Xiaobo Zhang; Yunliang Zhai; Dandan Zhang; Chang Che; Yayun Zhang; Quan Li; Xue Zhang; Lingrui Zhao

doi:10.1016/j.heliyon.2023.e16143

RNAseq analysis of the drug jian-yan-ling (JYL) using both in vivo and in vitro models

Heliyon. 2023 May 19;9(5):e16143. doi: 10.1016/j.heliyon.2023.e16143. eCollection 2023 May.

Authors

Xiaobo Zhang¹, Yunliang Zhai², Dandan Zhang², Chang Che³, Yayun Zhang², Quan Li², Xue Zhang², Lingrui Zhao³

Affiliations

¹ School of Life Sciences, Fudan University, Shanghai, 200438, China.
² Lei Yun Shang Pharmaceutical Group Co.,Ltd., Suzhou, 215009, China.
³ Key Laboratory of Growth Regulation and Translational Research of Zhejiang Province, School of Life Sciences, Westlake University, Hangzhou, 310024, China.

Abstract

Ethnopharmacological relevance: Jian-yan-ling (JYL) is a drug used in traditional Chinese medicine (TCM) prescriptions for the treatment of tumors after radiotherapy and chemotherapy, to effectively alleviate leukocytopenia. However, the genetic mechanisms underlying the function of JYL remain unclear.

Aim of the study: This study aimed to explore the RNA changes and potential biological processes related to the anti-aging or life-extending effects of JYL treatments.

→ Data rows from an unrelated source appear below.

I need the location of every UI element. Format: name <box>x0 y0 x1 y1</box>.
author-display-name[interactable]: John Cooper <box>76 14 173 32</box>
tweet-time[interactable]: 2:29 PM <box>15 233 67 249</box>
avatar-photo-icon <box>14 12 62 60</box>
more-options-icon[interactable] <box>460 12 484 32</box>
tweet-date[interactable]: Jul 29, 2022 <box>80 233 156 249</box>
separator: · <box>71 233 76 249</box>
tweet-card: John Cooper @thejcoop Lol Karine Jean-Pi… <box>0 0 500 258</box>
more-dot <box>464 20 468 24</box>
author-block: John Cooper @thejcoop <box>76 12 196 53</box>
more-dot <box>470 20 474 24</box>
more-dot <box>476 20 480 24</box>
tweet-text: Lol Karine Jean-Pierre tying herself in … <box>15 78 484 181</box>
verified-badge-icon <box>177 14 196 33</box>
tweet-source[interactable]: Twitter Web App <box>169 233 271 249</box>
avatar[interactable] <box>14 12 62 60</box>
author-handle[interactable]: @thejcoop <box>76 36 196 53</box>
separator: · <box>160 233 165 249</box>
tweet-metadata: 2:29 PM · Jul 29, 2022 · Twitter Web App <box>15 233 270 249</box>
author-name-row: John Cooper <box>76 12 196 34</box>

Materials and methods: In vivo treatments were performed using Canton-S Drosophila corresponding to three groups: control, low-concentration (low-conc.), and high-concentration (high-conc.) groups. The low-conc. And the high-conc. Groups were treated with 4 mg/mL JYL and 8 mg/mL JYL, respectively. Thirty Drosophila eggs were placed in each vial, and the third instar larvae and adults 7 and 21 days post-eclosion were collected for RNA sequencing, irrespective of the gender.In vitro treatments were conducted using humanized immune cell lines HL60 and Jurkat, which were divided into 3 groups: control (0 μg/mL JYL), low-concentration (40 μg/mL JYL), and high-concentration (80 μg/mL JYL). The cells were collected after 48 h of each JYL drug treatment. Both the Drosophila and cell samples were analyzed using RNA sequencing.

Results: The in vivo experiments revealed 74 upregulated genes in the low-concentration group, and CG13078 was a commonly downregulated differential gene, which is involved in ascorbate iron reductase activity. Further analysis of the co-expression map identified the key genes: regulatory particle non-ATPase (RPN), regulatory particle triple-A ATPase (RPT), and tripeptidyl-peptidase II (TPP II). For the in vitro experiments, 19 co-differential genes were compared between different concentrations of the HL 60 cell line, of which three genes were upregulated: LOC107987457 (phostensin-like gene), HSPA1A (heat shock protein family A member 1 A), and H2AC19 (H2A clustered histone 19). In the HL 60 cell line, JYL activated proteasome-related functions. In the Jurkat cell line, there were no common differential genes despite the presence of a dosage-dependent trend.

Conclusions: The RNA-seq results showed that the traditional Chinese medicine JYL has longevity and anti-aging effects, indicating that further investigation is required.

Keywords: Drosophila melanogaster; HL60 cell line; Jian-yan-ling (JYL) drug; Protein ubiquitination decomposition; RNA sequencing; anti-aging.